Continued Medical Need
For all DMEPOS items, the initial justification for medical need is established at the time the item(s) is first ordered, therefore, beneficiary medical records demonstrating that the item is reasonable and necessary are created just prior to, or at the time of, the creation of the initial prescription.
Once the initial medical need is established, unless continued coverage requirements are specified in the LCD, an ongoing need for urological supplies is assumed to drain or collect urine for a beneficiary who has permanent urinary incontinence or permanent urinary retention.
There is no requirement for further documentation of continued medical need as long as the beneficiary continues to meet the Prosthetic Devices benefit.
Medical Billers and Coders (MBC) is a leading medical billing company providing complete medical billing and coding services. You can refer following reference links to a detailed understanding on coding guidelines for urology supplies.

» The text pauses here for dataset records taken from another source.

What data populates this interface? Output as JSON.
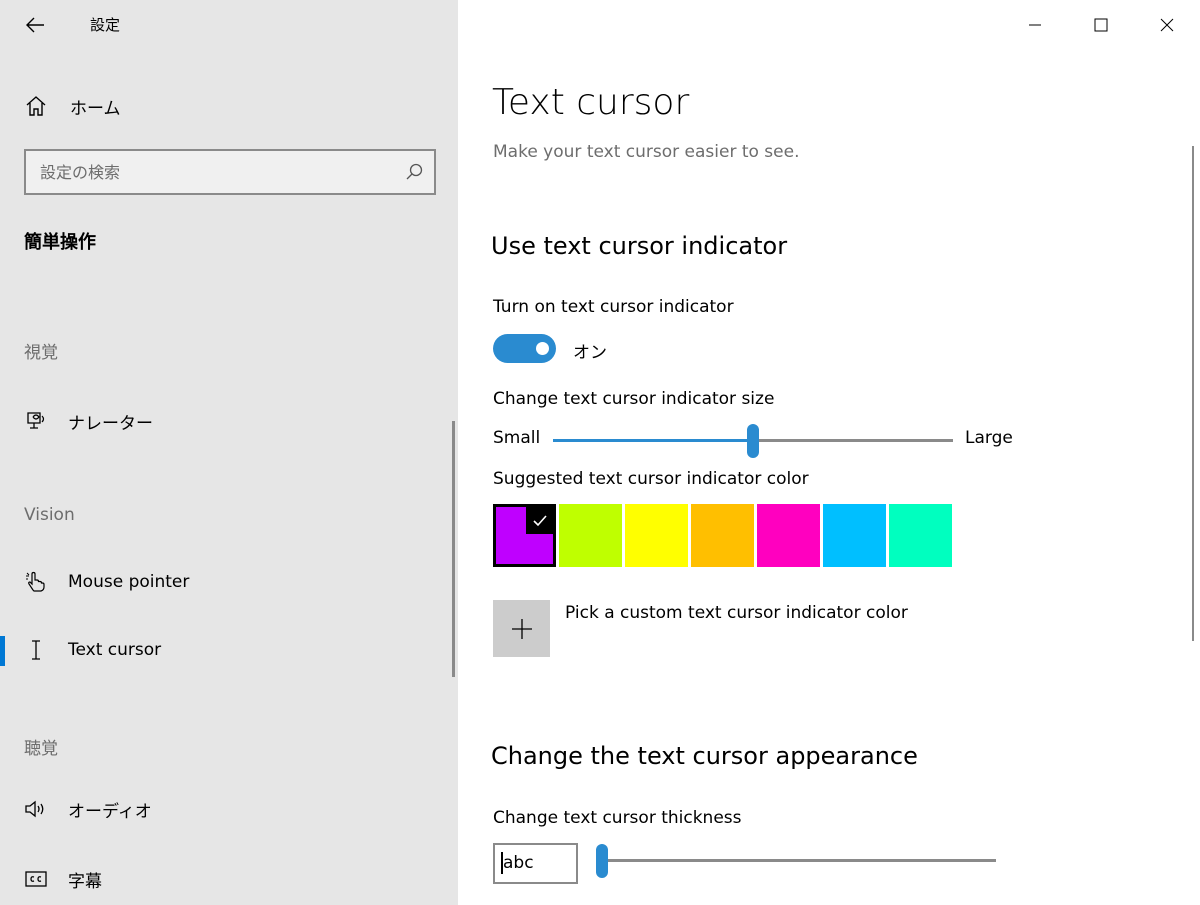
{
  "window": {
    "app_title": "設定"
  },
  "sidebar": {
    "home_label": "ホーム",
    "search_placeholder": "設定の検索",
    "category_title": "簡単操作",
    "sections": [
      {
        "label": "視覚",
        "items": [
          {
            "label": "ナレーター",
            "icon": "narrator-icon"
          }
        ]
      },
      {
        "label": "Vision",
        "items": [
          {
            "label": "Mouse pointer",
            "icon": "mouse-pointer-icon"
          },
          {
            "label": "Text cursor",
            "icon": "text-cursor-icon",
            "selected": true
          }
        ]
      },
      {
        "label": "聴覚",
        "items": [
          {
            "label": "オーディオ",
            "icon": "audio-icon"
          },
          {
            "label": "字幕",
            "icon": "captions-icon"
          }
        ]
      }
    ]
  },
  "content": {
    "title": "Text cursor",
    "subtitle": "Make your text cursor easier to see.",
    "indicator_section": {
      "heading": "Use text cursor indicator",
      "toggle_label": "Turn on text cursor indicator",
      "toggle_state": "オン",
      "toggle_on": true,
      "size_label": "Change text cursor indicator size",
      "size_min_label": "Small",
      "size_max_label": "Large",
      "size_value_fraction": 0.5,
      "color_label": "Suggested text cursor indicator color",
      "colors": [
        "#bf00ff",
        "#bfff00",
        "#ffff00",
        "#ffbf00",
        "#ff00bf",
        "#00bfff",
        "#00ffbf"
      ],
      "selected_color_index": 0,
      "custom_color_label": "Pick a custom text cursor indicator color"
    },
    "appearance_section": {
      "heading": "Change the text cursor appearance",
      "thickness_label": "Change text cursor thickness",
      "preview_text": "abc",
      "thickness_value_fraction": 0.0
    }
  },
  "colors": {
    "accent": "#2a8bd0",
    "sidebar_bg": "#e6e6e6",
    "secondary_text": "#6d6d6d"
  }
}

In case of any assistance needed in urology billing and coding, call us at 888-357-3226 or drop an email at: info@medicalbillersandcoders.com.
Reference:
Local Coverage Determination (LCD) for urological supplies (L33803)
Medicare Advantage Policy Guideline: Urological Supplies (United Healthcare)
FAQs
1. What criteria must be met for urological supplies to be covered by Medicare?
Urological supplies are covered if used to treat permanent urinary incontinence or retention. The condition must be deemed permanent by the treating practitioner, typically lasting at least three months.
2. Can urological supplies be billed separately for services provided in a practitioner’s office?
No, if urological supplies are used as part of a professional service in the office, they are considered part of the service and cannot be billed separately to Medicare. Claims should be submitted for the professional service instead.
3. When can urological supplies be billed to Medicare DME MAC?
Urological supplies can be billed to Medicare’s Durable Medical Equipment (DME) MAC if the beneficiary’s condition is permanent. Claims should be submitted based on the beneficiary’s residence and not the office location.
4. Are urological supplies covered for conditions like chronic urinary tract infections?
No, urological supplies used for conditions like chronic urinary tract infections, where the urinary system is functioning, are not covered. Coverage is only for permanent urinary retention or incontinence.
5. What is required for continued coverage of urological supplies under Medicare?
Once the medical need is established for urological supplies, no further documentation is needed unless specified in the Local Coverage Determination (LCD). The supplies will continue to be covered as long as the condition remains permanent.